Through legal discovery and public testimony, Dominion revealed that an early version of Plan E contained an additional 15,000 MW of solar power and did not include a new nuclear unit. This was referred to as Plan S, and it cost over $1 billion less than the published Plan E. Experts testified that if Dominion had used a reasonable solar surcharge in its modeling, Plan S may have been up to $4 billion cheaper. When pressed, Dominion witnesses again cited their fear that deploying large amounts of solar all at once could present reliability issues.
Forecasting a Sunny Future
Despite all this, I remain hopeful that the SCC will hold Dominion to a higher standard. As an investor-owned utility, Dominion has an obligation to its shareholders. But it’s also a regulated utility, so the company must consider sustainability when balancing reliability and cost concerns. However, the company will only do that if the SCC holds it accountable.
The good news is we have a great recent example of how that’s done. Shortly after Dominion’s SCC hearing, Minnesota gave the country a glimpse of what a successful balancing effort looks like. The Minnesota Public Utilities Commission approved an Xcel Energy IRP that would double the state’s wind and solar capacity while retiring two coal-fired plants by 2030. According to the Sierra Club, the plan will add “no new gas without a deeper analysis into other options,” and the plan stands to reduce Minnesota’s carbon emissions by up to 60 percent.
Perhaps the key to getting more companies to take sustainability seriously in their IRPs is to show them why doing so makes financial sense. Groups working on the Minnesota plan used data to make “a persuasive case that renewable energy was the most affordable, economic path forward for the utility — not propping up aging coal plants or adding new gas.”
Just like my landlords installing solar on their roof — once the numbers made sense, choosing sustainability was obvious.

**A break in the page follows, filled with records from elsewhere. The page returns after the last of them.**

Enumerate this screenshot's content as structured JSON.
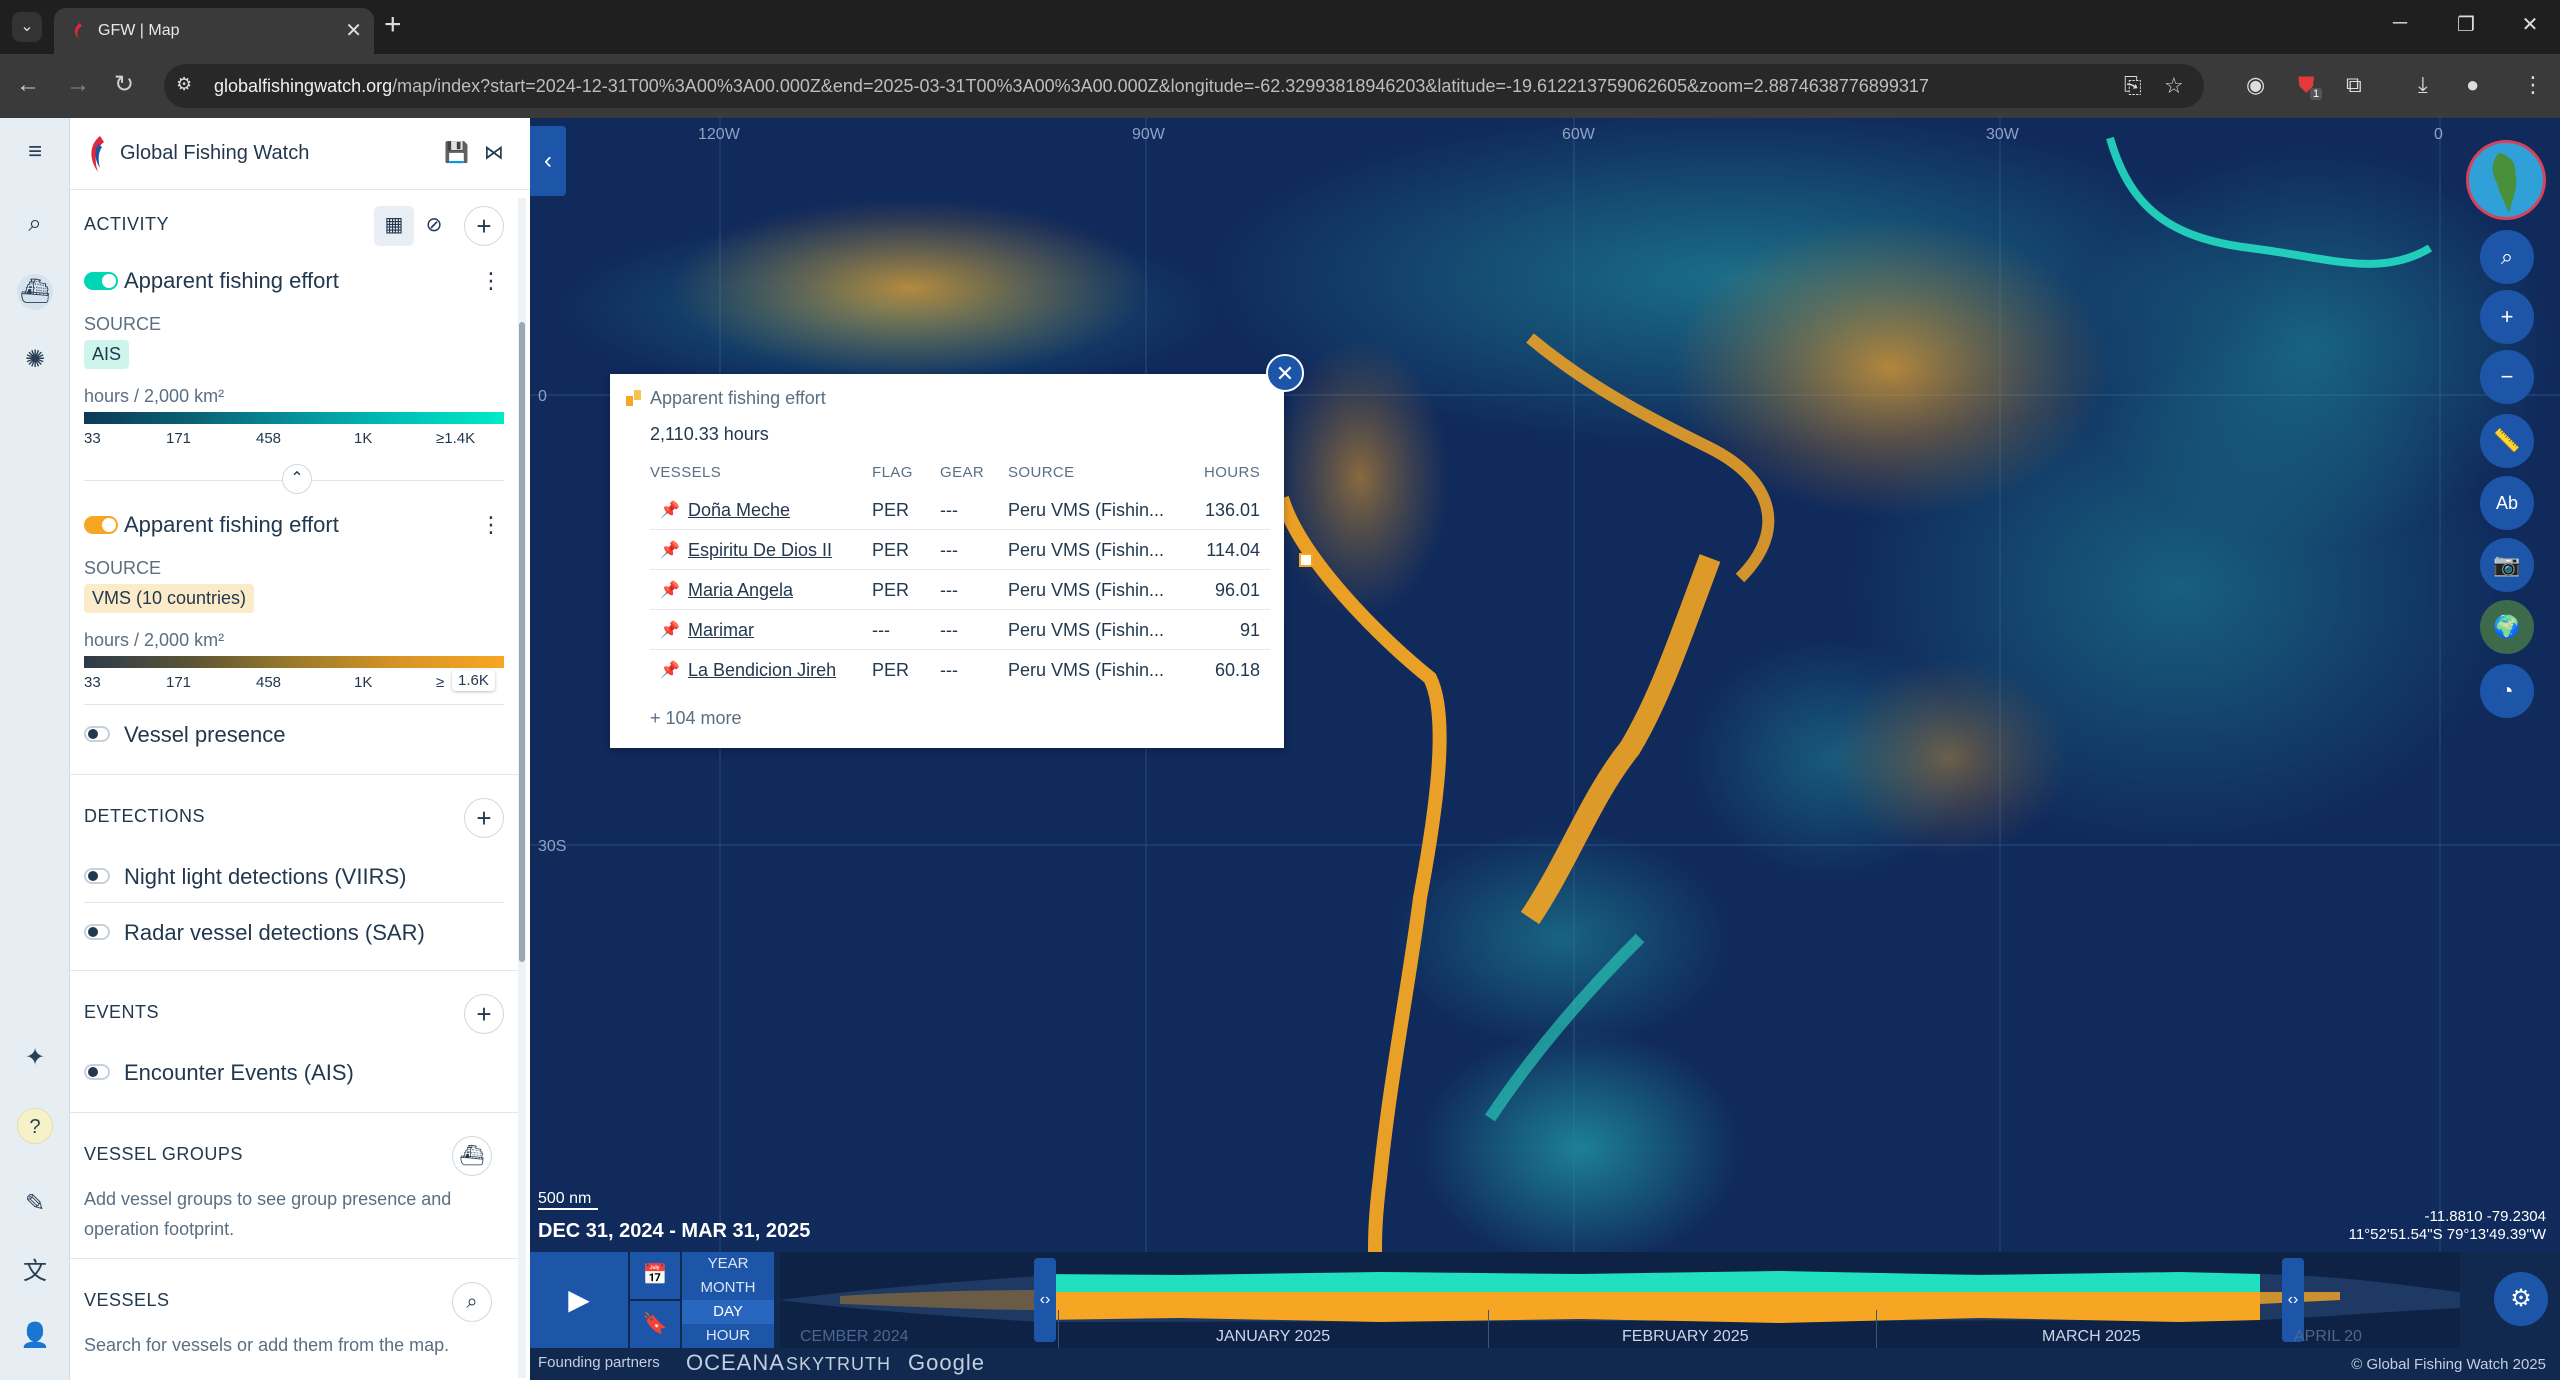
{
  "browser": {
    "tab_title": "GFW | Map",
    "url_host": "globalfishingwatch.org",
    "url_path": "/map/index?start=2024-12-31T00%3A00%3A00.000Z&end=2025-03-31T00%3A00%3A00.000Z&longitude=-62.32993818946203&latitude=-19.612213759062605&zoom=2.8874638776899317",
    "ext_badge": "1"
  },
  "sidebar": {
    "brand": "Global Fishing Watch",
    "activity": {
      "title": "ACTIVITY",
      "layers": [
        {
          "title": "Apparent fishing effort",
          "source_label": "SOURCE",
          "source": "AIS",
          "unit": "hours / 2,000 km²",
          "ticks": [
            "33",
            "171",
            "458",
            "1K",
            "≥1.4K"
          ],
          "color": "#00ebc5",
          "enabled": true
        },
        {
          "title": "Apparent fishing effort",
          "source_label": "SOURCE",
          "source": "VMS (10 countries)",
          "unit": "hours / 2,000 km²",
          "ticks": [
            "33",
            "171",
            "458",
            "1K",
            "≥"
          ],
          "hover_value": "1.6K",
          "color": "#f6a623",
          "enabled": true
        }
      ],
      "vessel_presence": "Vessel presence"
    },
    "detections": {
      "title": "DETECTIONS",
      "items": [
        "Night light detections (VIIRS)",
        "Radar vessel detections (SAR)"
      ]
    },
    "events": {
      "title": "EVENTS",
      "items": [
        "Encounter Events (AIS)"
      ]
    },
    "vessel_groups": {
      "title": "VESSEL GROUPS",
      "description": "Add vessel groups to see group presence and operation footprint."
    },
    "vessels": {
      "title": "VESSELS",
      "description": "Search for vessels or add them from the map."
    }
  },
  "map": {
    "lon_labels": [
      "120W",
      "90W",
      "60W",
      "30W",
      "0"
    ],
    "lat_labels": [
      "0",
      "30S"
    ],
    "scale": "500 nm",
    "date_range": "DEC 31, 2024 - MAR 31, 2025",
    "cursor_decimal": "-11.8810 -79.2304",
    "cursor_dms": "11°52'51.54\"S 79°13'49.39\"W"
  },
  "popup": {
    "title": "Apparent fishing effort",
    "total": "2,110.33 hours",
    "columns": [
      "VESSELS",
      "FLAG",
      "GEAR",
      "SOURCE",
      "HOURS"
    ],
    "rows": [
      {
        "name": "Doña Meche",
        "flag": "PER",
        "gear": "---",
        "source": "Peru VMS (Fishin...",
        "hours": "136.01"
      },
      {
        "name": "Espiritu De Dios II",
        "flag": "PER",
        "gear": "---",
        "source": "Peru VMS (Fishin...",
        "hours": "114.04"
      },
      {
        "name": "Maria Angela",
        "flag": "PER",
        "gear": "---",
        "source": "Peru VMS (Fishin...",
        "hours": "96.01"
      },
      {
        "name": "Marimar",
        "flag": "---",
        "gear": "---",
        "source": "Peru VMS (Fishin...",
        "hours": "91"
      },
      {
        "name": "La Bendicion Jireh",
        "flag": "PER",
        "gear": "---",
        "source": "Peru VMS (Fishin...",
        "hours": "60.18"
      }
    ],
    "more": "+ 104 more"
  },
  "timebar": {
    "intervals": [
      "YEAR",
      "MONTH",
      "DAY",
      "HOUR"
    ],
    "active_interval": "DAY",
    "months": [
      "CEMBER 2024",
      "JANUARY 2025",
      "FEBRUARY 2025",
      "MARCH 2025",
      "APRIL 20"
    ],
    "footer_partners_label": "Founding partners",
    "partners": [
      "OCEANA",
      "SKYTRUTH",
      "Google"
    ],
    "copyright": "© Global Fishing Watch 2025"
  },
  "colors": {
    "ais": "#00ebc5",
    "vms": "#f6a623",
    "brand_blue": "#1d56a8",
    "ocean": "#102a5c"
  }
}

Update: On December 14, the State Corporation Commission approved the Dominion IRP, including all of the scenarios, as a long-term planning guide. Under state law, however, Dominion still will need SCC approval to implement any of the individual projects in the IRP, for example, building a particular power plant or adjusting rates. The good news is that next year the SCC is requiring Dominion to model plans without placing caps on the amount of power that can be bought or sold on the wholesale market. The order also says that Dominion must model “regional” as well as “island” approaches to CPP compliance next year for comparison. Unfortunately, the order does not address Dominion’s method of modeling future demand, nor does it address the company’s approach to pricing solar resources.